When I was young I was in 4-H – occasionally described as Boy Scouts for farm kids. One of the activities available was a county-wide clown troupe. We would meet occasionally and work on clowning skits, pratfalls and the like. This was the first place I met a kid named Johann – a name somewhat foreign in an area filled with Davids, Brians, Jennifers and Heathers. His parents were leaders in the clown troupe and they lived on a small ‘farmette’ behind the County Fairgrounds.

It was a cold evening in February and I was in a car with my friend, Broc, and his mom on our way to a clown performance at the Beaver Dam Middle School. Night was still falling early then.

I asked Broc’s mom if we could stop in at the Marshland Drug in Horicon. I wanted to pick up a Valentine’s gift for mother. Thinking this a quite charming request, she obliged.

Marshland Drug was also the closest store to our home that sold comic books. The latest issues of Marvel’s New Universe had come out and I wanted to pick up the latest D.P.7. The whole Mother’s Day thing, pfftt, whatever. I grabbed the comic book, paid, and skittered across the icy parking lot to the waiting car.

Broc’s mom gamely asked, “What did you pick up for your mom?”

“Hmmm… umm… well there was this brass ring I wanted to buy, but I didn’t know if it would fit,” I lied.

I don’t even know if Marshland Drug would have carried anything of the sort. It was fairly obvious that Broc’s mom saw straight through it, but I don’t think she said much more.

Arriving at the performance, we were confronted with one of the largest crowds any of us had ever seen. It was one of those gymnasiums with retractable basketball hoops and a stage at one end. There were students in chairs from all grades covering the gym floor. The wooden bleachers were pulled and filled. There was no shortage of hooting and hollering from the peanut gallery.

We launched into our little show with clown outfits culled from Halloween boxes in our basements (and an old mophead for a wig in my case). My skit was one of the few solo acts. It was a pantomime involving a little chap trying to reach an apple. He jumps, he falls, he gets flustered, he keeps trying. At the end of his rope, he jumps once more and makes the grab. That fresh, juicy apple, so ripe, so sweet. He shines it up and takes a huge bite, only to find a giant worm. Exit stage left with laughs.

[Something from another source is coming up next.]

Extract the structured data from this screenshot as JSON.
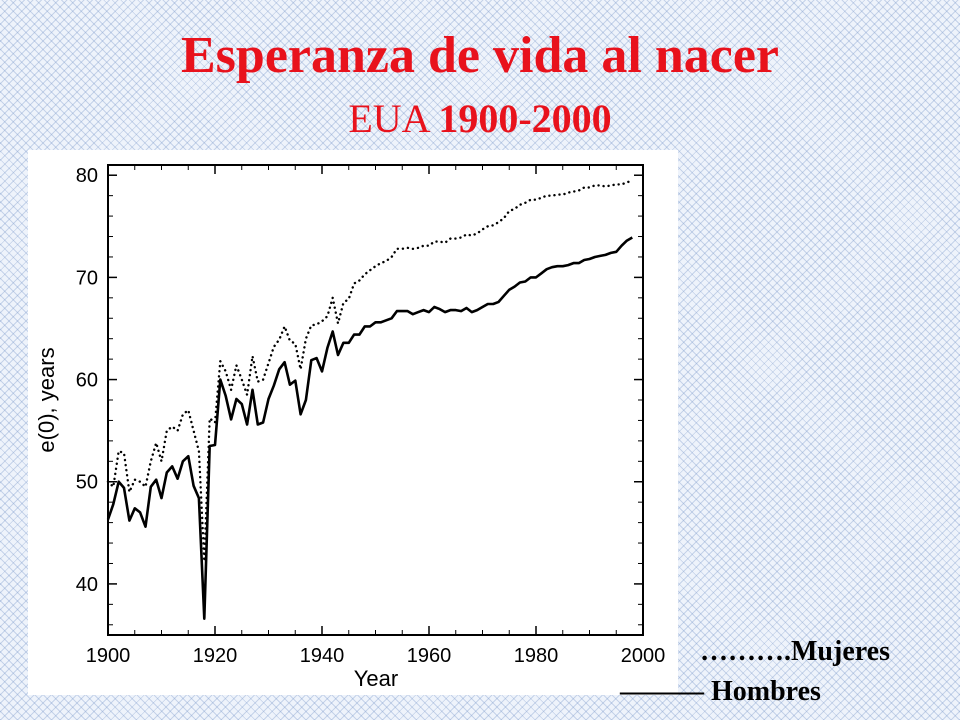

I was nervous going on. Not only because of the audience. I felt the error of my ways. My lie. I was shaken. And though some performers may be able to perform through a heavy conscience, I was clearly not one of them. Not at 10 years old anyway. The applause was sparse at the end of my skit. I think I went through it too quickly.

At the end of the performance, we always had this part where we spread the joy of friendship and go out and shake hands with the audience. An eighth-grader, big kid, called me over among his laughing friends. As I extended my clown hand, he yanked it and I almost fell off the bleachers. His friends laughed and I skulked away.

I remember thinking this all would have gone much better if I hadn’t lied.


In the photo: Putting on an impromptu juggling show in Ethiopia to distract attention from friends conducting interviews at a coffee delivery station. Shout out to the folks at Bean There Coffee and Barista Magazine

One comment on “In front of people”

  1. Oh, Marshland Drugs, I remember you well.
    We all have moments like this, of “if only I’d done things differently…” Regret, and getting beyond it, is life.